El Sueño de los Muertos
Había un vagabundo, observándolo todo, desde una esquina sucia, donde los perros, sus únicos compañeros además de su soledad, se reunían para encontrarse a sí mismos, en los ojos de los otros.
Desde ese punto, lo contemplaba todo. Y, conocía a todos.
Cuando vio a esa mujer calcinada, aun humeante su cuerpo, recordó lo acaecido hacía ya mucho tiempo, cuando él, a pesar de su fama, era un idiota…

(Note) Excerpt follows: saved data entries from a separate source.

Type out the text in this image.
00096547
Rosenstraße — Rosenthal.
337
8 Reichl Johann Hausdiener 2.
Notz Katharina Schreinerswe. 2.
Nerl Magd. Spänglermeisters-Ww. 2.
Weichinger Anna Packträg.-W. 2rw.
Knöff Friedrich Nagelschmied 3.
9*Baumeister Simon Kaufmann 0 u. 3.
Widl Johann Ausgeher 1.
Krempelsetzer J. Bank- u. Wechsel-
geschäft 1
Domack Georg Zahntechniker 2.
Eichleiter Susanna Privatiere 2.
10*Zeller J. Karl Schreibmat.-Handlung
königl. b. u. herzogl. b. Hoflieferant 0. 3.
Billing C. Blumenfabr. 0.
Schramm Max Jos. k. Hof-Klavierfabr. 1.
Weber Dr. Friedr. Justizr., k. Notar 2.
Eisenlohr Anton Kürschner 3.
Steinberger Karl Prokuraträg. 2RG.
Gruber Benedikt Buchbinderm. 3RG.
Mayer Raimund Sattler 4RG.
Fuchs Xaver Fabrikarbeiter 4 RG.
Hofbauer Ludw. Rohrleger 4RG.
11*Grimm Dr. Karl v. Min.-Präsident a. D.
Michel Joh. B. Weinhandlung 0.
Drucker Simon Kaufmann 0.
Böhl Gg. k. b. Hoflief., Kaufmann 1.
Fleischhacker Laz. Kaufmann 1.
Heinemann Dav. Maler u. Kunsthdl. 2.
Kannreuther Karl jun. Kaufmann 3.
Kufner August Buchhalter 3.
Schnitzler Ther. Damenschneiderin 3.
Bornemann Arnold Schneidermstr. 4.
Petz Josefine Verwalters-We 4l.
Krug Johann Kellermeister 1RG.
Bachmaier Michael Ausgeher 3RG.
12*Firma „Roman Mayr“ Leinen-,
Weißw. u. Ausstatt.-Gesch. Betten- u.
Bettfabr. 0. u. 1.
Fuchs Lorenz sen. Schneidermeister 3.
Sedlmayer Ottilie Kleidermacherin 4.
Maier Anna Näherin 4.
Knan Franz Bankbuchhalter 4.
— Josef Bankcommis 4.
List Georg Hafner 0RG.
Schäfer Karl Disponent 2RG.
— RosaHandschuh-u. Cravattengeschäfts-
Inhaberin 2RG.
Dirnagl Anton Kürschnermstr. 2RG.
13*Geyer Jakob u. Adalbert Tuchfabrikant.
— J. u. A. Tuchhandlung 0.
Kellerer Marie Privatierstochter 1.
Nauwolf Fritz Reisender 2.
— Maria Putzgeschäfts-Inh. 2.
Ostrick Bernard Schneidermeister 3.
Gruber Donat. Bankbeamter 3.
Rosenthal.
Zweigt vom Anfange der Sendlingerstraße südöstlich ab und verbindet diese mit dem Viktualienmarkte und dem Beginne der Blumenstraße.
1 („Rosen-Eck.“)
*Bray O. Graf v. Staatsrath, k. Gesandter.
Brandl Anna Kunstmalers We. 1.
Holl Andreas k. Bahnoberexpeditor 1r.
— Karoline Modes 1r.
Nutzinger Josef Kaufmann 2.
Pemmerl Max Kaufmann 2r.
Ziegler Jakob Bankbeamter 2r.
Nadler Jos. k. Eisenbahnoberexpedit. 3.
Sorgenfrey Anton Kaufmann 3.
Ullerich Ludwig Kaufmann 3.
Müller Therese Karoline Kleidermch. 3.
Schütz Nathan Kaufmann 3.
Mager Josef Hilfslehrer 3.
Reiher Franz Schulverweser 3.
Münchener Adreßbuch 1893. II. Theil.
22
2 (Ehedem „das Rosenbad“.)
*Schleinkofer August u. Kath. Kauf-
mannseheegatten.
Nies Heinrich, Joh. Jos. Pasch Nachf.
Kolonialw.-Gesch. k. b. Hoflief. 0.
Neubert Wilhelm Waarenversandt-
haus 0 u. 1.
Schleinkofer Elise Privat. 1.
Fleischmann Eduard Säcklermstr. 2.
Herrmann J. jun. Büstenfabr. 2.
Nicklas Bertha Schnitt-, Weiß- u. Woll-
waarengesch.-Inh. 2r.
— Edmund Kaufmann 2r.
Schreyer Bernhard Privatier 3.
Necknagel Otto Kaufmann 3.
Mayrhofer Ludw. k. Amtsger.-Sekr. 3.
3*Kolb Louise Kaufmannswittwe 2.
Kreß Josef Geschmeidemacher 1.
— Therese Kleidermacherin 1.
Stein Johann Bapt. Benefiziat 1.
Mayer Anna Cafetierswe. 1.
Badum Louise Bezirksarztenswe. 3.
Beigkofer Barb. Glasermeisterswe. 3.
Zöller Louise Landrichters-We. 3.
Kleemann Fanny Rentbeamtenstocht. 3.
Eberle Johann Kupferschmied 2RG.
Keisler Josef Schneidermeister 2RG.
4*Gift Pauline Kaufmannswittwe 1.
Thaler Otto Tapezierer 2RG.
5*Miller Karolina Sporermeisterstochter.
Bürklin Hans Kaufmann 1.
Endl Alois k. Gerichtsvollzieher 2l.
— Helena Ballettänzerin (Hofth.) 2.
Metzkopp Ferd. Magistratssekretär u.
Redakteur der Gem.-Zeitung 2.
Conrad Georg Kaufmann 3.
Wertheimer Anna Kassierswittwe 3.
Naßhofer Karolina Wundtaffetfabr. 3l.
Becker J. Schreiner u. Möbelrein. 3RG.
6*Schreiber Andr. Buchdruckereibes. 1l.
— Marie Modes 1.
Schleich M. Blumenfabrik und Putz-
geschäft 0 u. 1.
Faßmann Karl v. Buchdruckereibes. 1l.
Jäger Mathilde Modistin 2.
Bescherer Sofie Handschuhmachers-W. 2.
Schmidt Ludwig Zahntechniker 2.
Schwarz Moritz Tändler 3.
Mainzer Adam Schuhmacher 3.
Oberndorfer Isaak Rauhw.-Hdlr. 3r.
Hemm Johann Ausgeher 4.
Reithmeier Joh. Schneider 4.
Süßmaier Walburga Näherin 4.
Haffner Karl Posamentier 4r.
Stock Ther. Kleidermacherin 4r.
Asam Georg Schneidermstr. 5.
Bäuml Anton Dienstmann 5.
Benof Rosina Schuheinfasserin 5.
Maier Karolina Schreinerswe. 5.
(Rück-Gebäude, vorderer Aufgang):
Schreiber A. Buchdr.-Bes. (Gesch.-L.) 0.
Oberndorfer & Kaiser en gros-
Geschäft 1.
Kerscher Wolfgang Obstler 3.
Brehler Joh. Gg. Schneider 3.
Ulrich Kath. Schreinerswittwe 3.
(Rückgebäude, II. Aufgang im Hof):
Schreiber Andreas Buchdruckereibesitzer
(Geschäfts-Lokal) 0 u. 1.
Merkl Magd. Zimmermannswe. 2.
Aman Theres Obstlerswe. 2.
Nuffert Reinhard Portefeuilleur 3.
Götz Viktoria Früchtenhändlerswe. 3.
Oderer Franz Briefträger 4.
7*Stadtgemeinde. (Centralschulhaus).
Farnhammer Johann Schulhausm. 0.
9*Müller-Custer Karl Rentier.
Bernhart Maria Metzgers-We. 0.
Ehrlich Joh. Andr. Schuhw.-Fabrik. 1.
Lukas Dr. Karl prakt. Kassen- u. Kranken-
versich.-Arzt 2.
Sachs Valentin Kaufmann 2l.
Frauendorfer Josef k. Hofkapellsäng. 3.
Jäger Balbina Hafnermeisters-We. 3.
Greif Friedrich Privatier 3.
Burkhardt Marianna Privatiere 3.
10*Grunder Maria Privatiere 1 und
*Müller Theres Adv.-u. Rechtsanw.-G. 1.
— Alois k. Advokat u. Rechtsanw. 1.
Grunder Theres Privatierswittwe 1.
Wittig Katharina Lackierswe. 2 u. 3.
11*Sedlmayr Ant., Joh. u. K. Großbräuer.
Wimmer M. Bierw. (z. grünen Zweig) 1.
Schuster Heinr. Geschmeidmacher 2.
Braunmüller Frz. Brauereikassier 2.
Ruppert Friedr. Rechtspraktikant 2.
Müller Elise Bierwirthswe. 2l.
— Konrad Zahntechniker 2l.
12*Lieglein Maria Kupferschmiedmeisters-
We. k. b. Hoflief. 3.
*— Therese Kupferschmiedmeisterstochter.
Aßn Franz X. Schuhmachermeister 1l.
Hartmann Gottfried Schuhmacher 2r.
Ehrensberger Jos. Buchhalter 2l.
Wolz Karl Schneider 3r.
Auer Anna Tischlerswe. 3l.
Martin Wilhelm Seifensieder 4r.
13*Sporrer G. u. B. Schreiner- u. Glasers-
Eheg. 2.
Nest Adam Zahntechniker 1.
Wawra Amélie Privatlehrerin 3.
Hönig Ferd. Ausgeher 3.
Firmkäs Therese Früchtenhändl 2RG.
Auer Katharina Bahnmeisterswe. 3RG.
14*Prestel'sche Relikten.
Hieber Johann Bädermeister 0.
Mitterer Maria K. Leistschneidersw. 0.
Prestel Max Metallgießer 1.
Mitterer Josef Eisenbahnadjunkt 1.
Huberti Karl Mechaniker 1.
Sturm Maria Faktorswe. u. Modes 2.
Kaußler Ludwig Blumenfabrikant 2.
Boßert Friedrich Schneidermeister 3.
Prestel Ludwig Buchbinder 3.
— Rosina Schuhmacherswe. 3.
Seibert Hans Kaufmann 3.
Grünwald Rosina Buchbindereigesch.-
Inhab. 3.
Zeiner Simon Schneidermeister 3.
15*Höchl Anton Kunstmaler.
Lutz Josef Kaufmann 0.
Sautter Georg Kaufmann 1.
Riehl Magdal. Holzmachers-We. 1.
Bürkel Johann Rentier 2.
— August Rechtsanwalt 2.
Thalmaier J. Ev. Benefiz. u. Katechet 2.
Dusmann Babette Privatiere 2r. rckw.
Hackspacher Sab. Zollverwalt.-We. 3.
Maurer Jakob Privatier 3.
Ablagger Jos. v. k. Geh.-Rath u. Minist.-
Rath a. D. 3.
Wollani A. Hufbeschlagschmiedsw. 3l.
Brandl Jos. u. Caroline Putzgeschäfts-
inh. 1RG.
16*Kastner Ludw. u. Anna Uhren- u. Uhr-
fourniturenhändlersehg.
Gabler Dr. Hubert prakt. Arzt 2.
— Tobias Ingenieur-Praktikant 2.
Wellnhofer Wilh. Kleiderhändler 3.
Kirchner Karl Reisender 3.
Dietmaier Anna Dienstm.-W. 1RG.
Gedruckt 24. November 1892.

Él, tenía la mirada de un águila mirando hacia el sol, la apostura de un guerrero que ha decapitado a su enemigo, y el brazo fuerte de un rey que azota a sus bufones después de haberlo divertido. Él era; un hombre. Sus ojos no se cerraban ante la muerte de sus enemigos, ni la de sus amigos, su corazón no se aceleraba ante la amenaza de muerte, su mano nunca tembló al sostener la espada asesina que decapitó a reyes y valerosos guerreros. Su corazón furente se detuvo aquel día que, de sus manos cayó su espada para sostener la carta que hizo llorar sus ojos rebosantes de rabia; aquellas manos asesinas, invictas, ya no tenían fuerza sino para temblar. Una carta cobarde, repulsiva, en la cual su amada le confesaba estar perdidamente enamorada de otro hombre; un asqueroso campesino, un lacayo que cuidaba de sus jardines, que ahora cuidaría de su flor más bella; su amada. Carta breve, lapidaria, depravada, la negrura de la tinta era semejante a la gangrena producida por la mordedura fatal de una sierpe. Ideas elaboradas por cerebro de mujer, boca devoradora, donde inundados por aquella saliva asquerosa mueren los náufragos que han osado navegar por ese cuerpo, e instalarse en las playas de sus labios y su sexo.
LA CARTA
Cuatro meses he tenido que soportar esta soledad, con el corazón herido y loco por las insanas imágenes que se tiene de la guerra, Dios no me consuela, pues debe estar decidiendo a quien le dará la victoria, para ver qué pueblo grita con mayor fuerza su nombre. Yo, he perdido la razón, y mi único consuelo son los campos de heliotropos que con gran cuidado nuestro esclavo etíope riega y procura todos los días. El panteísmo de esta imagen me ha conquistado, y, un día, recostada sobre aquellos campos perfumados de pasión, él se acercó, y me tomó con la fuerza de una bestia, con la fuerza y la rabia con la cual tú asesinas a tus enemigos, y me sentí en un campo de batalla, el negro etíope me poseía con la rabia con que se va a la guerra, y yo, no pelee, me entregué a él, fue la rebelión de un esclavo contra su amo, yo, fui su esclava, y él me tomó para sí en aquellos campos donde tantas veces, tú y yo copulamos bajo el sol, sin pena de nuestra desnudes, y con toda la gloria de nuestros hermosos cuerpos. Él, no es tan bello como tú, pero su perfil bruto e ignorante me cautiva, su sencillez me conmueve, él, no desea la cabeza de reyes, ni los tesoros de otros reinos, no pretende otra victoria, sino la posesión de mi cuerpo.Vive para conquistar, satisface a tu rey, y trae algo más que la cabeza putrefacta de tus enemigos; trae contigo una mujer, pues yo he pecado contra ti y por eso debes olvidarme. Así lo haré yo.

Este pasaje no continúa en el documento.